Now it's worth having a look at the company's fundamentals too, because that will help us determine if the long term shareholder return has matched the performance of the underlying business.
Check out our latest analysis for Coca-Cola Europacific Partners
In his essay The Superinvestors of Graham-and-Doddsville Warren Buffett described how share prices do not always rationally reflect the value of a business. One imperfect but simple way to consider how the market perception of a company has shifted is to compare the change in the earnings per share (EPS) with the share price movement.
During three years of share price growth, Coca-Cola Europacific Partners achieved compound earnings per share growth of 37% per year. The average annual share price increase of 15% is actually lower than the EPS growth. Therefore, it seems the market has moderated its expectations for growth, somewhat.
You can see below how EPS has changed over time (discover the exact values by clicking on the image).

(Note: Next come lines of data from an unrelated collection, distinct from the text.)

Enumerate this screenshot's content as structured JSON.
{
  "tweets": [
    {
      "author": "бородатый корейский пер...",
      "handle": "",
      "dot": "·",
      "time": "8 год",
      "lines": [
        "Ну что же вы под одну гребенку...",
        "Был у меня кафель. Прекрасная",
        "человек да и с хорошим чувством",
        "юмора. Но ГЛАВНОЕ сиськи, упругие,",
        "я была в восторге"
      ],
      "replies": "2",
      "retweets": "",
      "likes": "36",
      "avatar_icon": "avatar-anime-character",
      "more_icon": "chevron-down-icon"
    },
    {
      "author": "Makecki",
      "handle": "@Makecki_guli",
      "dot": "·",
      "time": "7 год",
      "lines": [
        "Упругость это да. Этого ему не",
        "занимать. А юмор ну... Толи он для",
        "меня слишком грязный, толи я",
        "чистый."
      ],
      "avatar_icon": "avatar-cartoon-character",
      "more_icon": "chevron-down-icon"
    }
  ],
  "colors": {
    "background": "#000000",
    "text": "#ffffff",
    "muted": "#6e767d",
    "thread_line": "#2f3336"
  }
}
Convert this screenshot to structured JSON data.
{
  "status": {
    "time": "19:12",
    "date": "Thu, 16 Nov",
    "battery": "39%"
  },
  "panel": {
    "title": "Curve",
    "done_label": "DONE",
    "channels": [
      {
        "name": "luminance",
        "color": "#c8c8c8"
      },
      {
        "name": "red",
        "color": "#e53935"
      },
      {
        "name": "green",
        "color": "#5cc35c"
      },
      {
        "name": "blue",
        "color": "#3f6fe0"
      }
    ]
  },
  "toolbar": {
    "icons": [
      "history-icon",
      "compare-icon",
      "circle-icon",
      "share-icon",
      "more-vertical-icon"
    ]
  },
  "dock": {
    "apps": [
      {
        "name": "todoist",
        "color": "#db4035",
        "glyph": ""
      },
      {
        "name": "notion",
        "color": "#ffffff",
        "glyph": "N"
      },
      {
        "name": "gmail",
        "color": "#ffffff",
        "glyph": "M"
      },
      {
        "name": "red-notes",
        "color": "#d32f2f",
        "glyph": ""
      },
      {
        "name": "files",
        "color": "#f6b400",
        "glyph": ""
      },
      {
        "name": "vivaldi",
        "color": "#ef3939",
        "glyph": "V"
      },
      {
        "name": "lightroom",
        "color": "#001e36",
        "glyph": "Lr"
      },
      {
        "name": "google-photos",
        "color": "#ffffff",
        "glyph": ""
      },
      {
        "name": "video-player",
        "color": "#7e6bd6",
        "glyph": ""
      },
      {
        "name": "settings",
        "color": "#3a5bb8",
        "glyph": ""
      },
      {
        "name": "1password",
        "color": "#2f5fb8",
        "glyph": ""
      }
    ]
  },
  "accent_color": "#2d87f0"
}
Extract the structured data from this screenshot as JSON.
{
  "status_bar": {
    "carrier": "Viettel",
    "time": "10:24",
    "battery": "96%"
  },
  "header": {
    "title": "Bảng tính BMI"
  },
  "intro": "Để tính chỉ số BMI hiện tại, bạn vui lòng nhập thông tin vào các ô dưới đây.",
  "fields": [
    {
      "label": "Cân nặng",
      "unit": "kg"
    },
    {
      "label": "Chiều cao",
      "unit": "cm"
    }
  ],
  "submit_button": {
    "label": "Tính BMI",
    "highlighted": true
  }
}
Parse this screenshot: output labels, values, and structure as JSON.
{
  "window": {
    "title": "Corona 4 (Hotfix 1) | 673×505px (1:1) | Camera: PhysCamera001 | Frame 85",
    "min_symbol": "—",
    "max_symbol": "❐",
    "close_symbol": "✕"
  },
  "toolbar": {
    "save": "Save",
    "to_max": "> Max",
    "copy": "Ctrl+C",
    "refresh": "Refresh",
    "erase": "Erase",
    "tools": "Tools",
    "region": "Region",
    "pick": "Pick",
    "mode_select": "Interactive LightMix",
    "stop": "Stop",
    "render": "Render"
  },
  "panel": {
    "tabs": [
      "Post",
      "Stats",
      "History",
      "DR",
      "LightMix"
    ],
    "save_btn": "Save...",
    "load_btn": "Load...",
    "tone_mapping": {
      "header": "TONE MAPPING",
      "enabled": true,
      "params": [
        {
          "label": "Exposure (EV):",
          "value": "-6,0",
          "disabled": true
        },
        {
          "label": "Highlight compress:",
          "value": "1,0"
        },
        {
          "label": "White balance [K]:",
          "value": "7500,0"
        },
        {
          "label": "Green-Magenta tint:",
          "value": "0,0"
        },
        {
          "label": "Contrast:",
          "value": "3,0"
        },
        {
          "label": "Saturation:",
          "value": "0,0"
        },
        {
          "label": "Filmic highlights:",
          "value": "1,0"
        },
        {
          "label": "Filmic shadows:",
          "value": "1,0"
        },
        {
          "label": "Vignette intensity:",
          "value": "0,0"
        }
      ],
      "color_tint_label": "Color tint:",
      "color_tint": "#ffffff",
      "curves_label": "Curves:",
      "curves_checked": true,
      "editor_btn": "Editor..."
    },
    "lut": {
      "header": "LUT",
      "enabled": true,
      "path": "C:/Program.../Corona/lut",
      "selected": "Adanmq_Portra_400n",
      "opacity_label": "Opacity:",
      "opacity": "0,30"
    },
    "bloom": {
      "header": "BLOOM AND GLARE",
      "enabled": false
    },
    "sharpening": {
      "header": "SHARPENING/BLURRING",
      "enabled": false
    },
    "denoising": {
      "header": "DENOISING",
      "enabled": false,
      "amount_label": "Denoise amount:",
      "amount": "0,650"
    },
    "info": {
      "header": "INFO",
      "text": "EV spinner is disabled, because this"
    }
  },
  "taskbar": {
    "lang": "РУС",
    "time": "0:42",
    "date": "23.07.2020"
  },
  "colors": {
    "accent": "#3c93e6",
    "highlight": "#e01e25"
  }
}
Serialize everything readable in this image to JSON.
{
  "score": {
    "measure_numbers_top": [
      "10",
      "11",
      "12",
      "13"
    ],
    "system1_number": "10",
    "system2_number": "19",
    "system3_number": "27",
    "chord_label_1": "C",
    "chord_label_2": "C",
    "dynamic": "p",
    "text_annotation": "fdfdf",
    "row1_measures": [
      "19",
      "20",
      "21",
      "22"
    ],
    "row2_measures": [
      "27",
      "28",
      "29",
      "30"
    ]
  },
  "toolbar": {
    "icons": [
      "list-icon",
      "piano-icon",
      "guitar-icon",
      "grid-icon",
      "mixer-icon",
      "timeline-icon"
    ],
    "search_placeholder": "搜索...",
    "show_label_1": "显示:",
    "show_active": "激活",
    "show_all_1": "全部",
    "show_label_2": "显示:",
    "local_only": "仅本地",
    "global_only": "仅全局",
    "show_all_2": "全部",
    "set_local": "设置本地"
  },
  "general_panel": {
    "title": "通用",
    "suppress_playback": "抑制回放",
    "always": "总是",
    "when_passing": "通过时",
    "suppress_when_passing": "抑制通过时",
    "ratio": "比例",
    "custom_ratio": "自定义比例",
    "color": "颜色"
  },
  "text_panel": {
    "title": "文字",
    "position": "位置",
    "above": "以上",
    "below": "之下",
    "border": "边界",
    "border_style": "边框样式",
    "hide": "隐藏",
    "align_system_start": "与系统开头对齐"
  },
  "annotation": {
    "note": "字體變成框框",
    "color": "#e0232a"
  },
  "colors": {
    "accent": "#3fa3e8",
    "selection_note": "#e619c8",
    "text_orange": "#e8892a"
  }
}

It is of course excellent to see how Coca-Cola Europacific Partners has grown profits over the years, but the future is more important for shareholders. You can see how its balance sheet has strengthened (or weakened) over time in this free interactive graphic.
What About Dividends?
As well as measuring the share price return, investors should also consider the total shareholder return (TSR). The TSR incorporates the value of any spin-offs or discounted capital raisings, along with any dividends, based on the assumption that the dividends are reinvested. It's fair to say that the TSR gives a more complete picture for stocks that pay a dividend. We note that for Coca-Cola Europacific Partners the TSR over the last 3 years was 71%, which is better than the share price return mentioned above. The dividends paid by the company have thusly boosted the total shareholder return.
A Different Perspective
It's nice to see that Coca-Cola Europacific Partners shareholders have received a total shareholder return of 33% over the last year. And that does include the dividend. Since the one-year TSR is better than the five-year TSR (the latter coming in at 12% per year), it would seem that the stock's performance has improved in recent times. Given the share price momentum remains strong, it might be worth taking a closer look at the stock, lest you miss an opportunity. While it is well worth considering the different impacts that market conditions can have on the share price, there are other factors that are even more important. Even so, be aware that Coca-Cola Europacific Partners is showing 3 warning signs in our investment analysis , you should know about...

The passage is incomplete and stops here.